Workers opt out by giving their employer an opt-out notice. The notice must include statutory information including details of the worker opting out and the appropriate statements and warnings.
When it comes to providing the opt-out notice to job holders required under auto-enrolment, our data shows that all providers are able to do this. Most workplace pension providers will send this online via a website and/or portal. Aegon Master Trust and Aegon Workplace ARC are able to send the notice via email. Fidelity, Fidelity Master Trust, Hargreaves Lansdown, Standard Life and Standard Life DC Master Trust send their notices manually, i.e. on paper via the postal service.
All workplace pension providers have systems in place that ensures that employers cannot opt employees out of the scheme without the proper authorisation from the worker in question.
If a member chooses to opt-out, most providers ask the employer to send the opt-out notice online via a website or portal.

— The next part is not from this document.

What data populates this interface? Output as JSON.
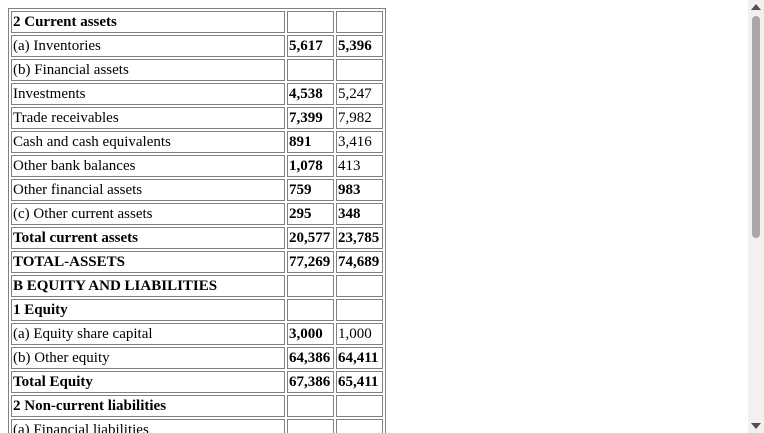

Aviva My Money, Aviva My Money Master Trust, Hargreaves Lansdown, Mercer Master Trust Aviva, Royal London and True Potential can also receive the notice via email or in the post.
Other than for Hargreaves Lansdown, the opt-out process is fully automated with no manual intervention from the workplace pension provider.
Not all workplace pension providers will allow a third party to run and manager the opt-out process. Fidelity, Fidelity Master Trust, Mercer Master Trust Scottish Widows, Scottish Widows, Scottish Widows GSIPP and Scottish Widows Master Trust will not allow this.
Overall, our data shows that workplace pension providers are able to fulfil their part when it comes to processing opt-outs and refunds. However, it is worth noting that any refunds from a Hargreaves Lansdown scheme will be subject to an investment charge. Should an employer/adviser wish to use a Hargreaves Lansdown scheme they will need to make this clear to employees when they receive their welcome/opt-in information.